CREATE  TABLE IF NOT EXISTS `mydb`.`school` (
  `school_name` VARCHAR(50) NOT NULL ,
  PRIMARY KEY (`school_name`) 
);

-- -----------------------------------------------------
-- Table `mydb`.`term`
-- -----------------------------------------------------
CREATE  TABLE IF NOT EXISTS `mydb`.`term` (
  `term_name` VARCHAR(50) NOT NULL ,
  `school_name` VARCHAR(50) NOT NULL ,
  PRIMARY KEY (`term_name`, `school_name`) ,
  FOREIGN KEY (`school_name` )
    REFERENCES `mydb`.`school` (`school_name` )
);

-- -----------------------------------------------------
-- Table `mydb`.`department`
-- -----------------------------------------------------
CREATE  TABLE IF NOT EXISTS `mydb`.`department` (
  `dept_name` VARCHAR(50) NOT NULL ,
  `term_name` VARCHAR(50) NOT NULL ,
  `school_name` VARCHAR(50) NOT NULL ,
  PRIMARY KEY (`dept_name`, `term_name`, `school_name`) ,
  FOREIGN KEY (`term_name` , `school_name` )
    REFERENCES `mydb`.`term` (`term_name` , `school_name` )
);

Here is the MySQLWorkbench version of the data model:
MySQLWorkbench version

As you can see, school, at the top of the hierarchy, has only school_name as its key, whereas department has a three-part key including the keys of all of its parents.
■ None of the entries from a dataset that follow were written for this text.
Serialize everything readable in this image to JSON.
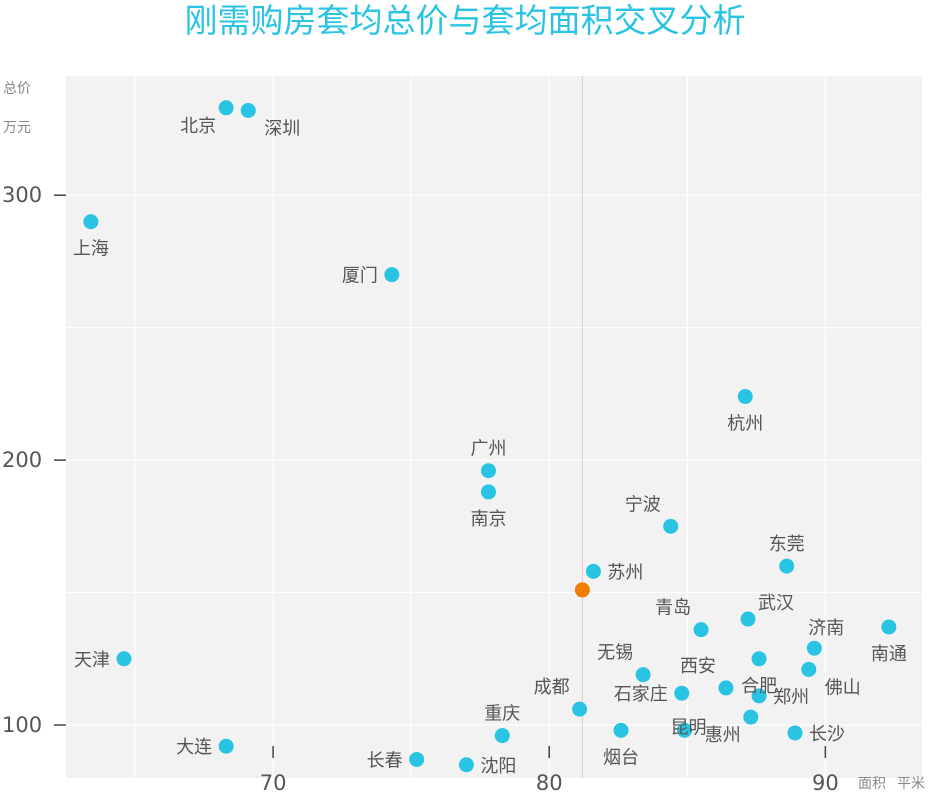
{
  "chart_data": {
    "type": "scatter",
    "title": "刚需购房套均总价与套均面积交叉分析",
    "ylabel_lines": [
      "总价",
      "万元"
    ],
    "xlabel_lines": [
      "面积",
      "平米"
    ],
    "xlim": [
      62.5,
      93.5
    ],
    "ylim": [
      80,
      345
    ],
    "xticks": [
      70,
      80,
      90
    ],
    "yticks": [
      100,
      200,
      300
    ],
    "grid": true,
    "colors": {
      "point": "#29c4e3",
      "highlight": "#f07c00",
      "plot_bg": "#f2f2f2",
      "refline": "#e8c8b8",
      "title": "#29c4e3"
    },
    "reference_x": 81.2,
    "highlight_point": {
      "x": 81.2,
      "y": 151
    },
    "points": [
      {
        "name": "北京",
        "x": 68.3,
        "y": 333
      },
      {
        "name": "深圳",
        "x": 69.1,
        "y": 332
      },
      {
        "name": "上海",
        "x": 63.4,
        "y": 290
      },
      {
        "name": "厦门",
        "x": 74.3,
        "y": 270
      },
      {
        "name": "杭州",
        "x": 87.1,
        "y": 224
      },
      {
        "name": "广州",
        "x": 77.8,
        "y": 196
      },
      {
        "name": "南京",
        "x": 77.8,
        "y": 188
      },
      {
        "name": "宁波",
        "x": 84.4,
        "y": 175
      },
      {
        "name": "东莞",
        "x": 88.6,
        "y": 160
      },
      {
        "name": "苏州",
        "x": 81.6,
        "y": 158
      },
      {
        "name": "青岛",
        "x": 85.5,
        "y": 136
      },
      {
        "name": "武汉",
        "x": 87.2,
        "y": 140
      },
      {
        "name": "济南",
        "x": 89.6,
        "y": 129
      },
      {
        "name": "南通",
        "x": 92.3,
        "y": 137
      },
      {
        "name": "天津",
        "x": 64.6,
        "y": 125
      },
      {
        "name": "无锡",
        "x": 83.4,
        "y": 119
      },
      {
        "name": "西安",
        "x": 86.4,
        "y": 114
      },
      {
        "name": "合肥",
        "x": 87.6,
        "y": 125
      },
      {
        "name": "佛山",
        "x": 89.4,
        "y": 121
      },
      {
        "name": "成都",
        "x": 81.1,
        "y": 106
      },
      {
        "name": "石家庄",
        "x": 84.8,
        "y": 112
      },
      {
        "name": "郑州",
        "x": 87.6,
        "y": 111
      },
      {
        "name": "昆明",
        "x": 84.9,
        "y": 98
      },
      {
        "name": "惠州",
        "x": 87.3,
        "y": 103
      },
      {
        "name": "长沙",
        "x": 88.9,
        "y": 97
      },
      {
        "name": "烟台",
        "x": 82.6,
        "y": 98
      },
      {
        "name": "重庆",
        "x": 78.3,
        "y": 96
      },
      {
        "name": "沈阳",
        "x": 77.0,
        "y": 85
      },
      {
        "name": "长春",
        "x": 75.2,
        "y": 87
      },
      {
        "name": "大连",
        "x": 68.3,
        "y": 92
      }
    ]
  }
}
Key points of this solution

  • uses natural keys -- but could be refactored to use surrogate keys (SO question -- along with UNIQUE constraints on multi-column foreign keys)
  • every level of nesting adds one column to the key
  • each table's PK is the entire PK of the table above it, plus an additional column specific to that table

Now for the second part of your question.

My interpretation of the question
There is a hierarchical data model. However, some applications require all of the tables, whereas others utilize only some of the tables, skipping the others. We want to be able to implement 1 single data model and use it for both of these cases.

You could use the solution given above, and, as ShitalShah mentioned, add a default value to any table which would not be used. Let's see some example data, using the model given above, where we only want to save School and Department information (no Terms):

+-------------+
| school_name |
+-------------+
| hogwarts    |
| uCollege    |
| uMatt       |
+-------------+
3 rows in set (0.00 sec)

+-----------+-------------+
| term_name | school_name |
+-----------+-------------+
| default   | hogwarts    |
| default   | uCollege    |
| default   | uMatt       |
+-----------+-------------+
3 rows in set (0.00 sec)

+-------------------------------+-----------+-------------+
| dept_name                     | term_name | school_name |
+-------------------------------+-----------+-------------+
| defense against the dark arts | default   | hogwarts    |
| potions                       | default   | hogwarts    |
| basket-weaving                | default   | uCollege    |
| history of magic              | default   | uMatt       |
| science                       | default   | uMatt       |
+-------------------------------+-----------+-------------+
5 rows in set (0.00 sec)

Key points

  • there is a default value in term for every value in school -- this could be quite annoying if you had a table deep in the hierarchy that an application didn't need
  • since the table schema doesn't change, the same queries can be used
  • queries are easy to write and portable
  • SO seems to think default should be colored differently

There is another solution to storing trees in databases. Bill Karwin discusses it here, starting around slide 49, but I don't think this is the solution you want. Karwin's solution is for trees of any size, whereas your examples seem to be relatively static. Also, his solutions come with their own set of problems (but doesn't everything?).


I hope that helps with your question.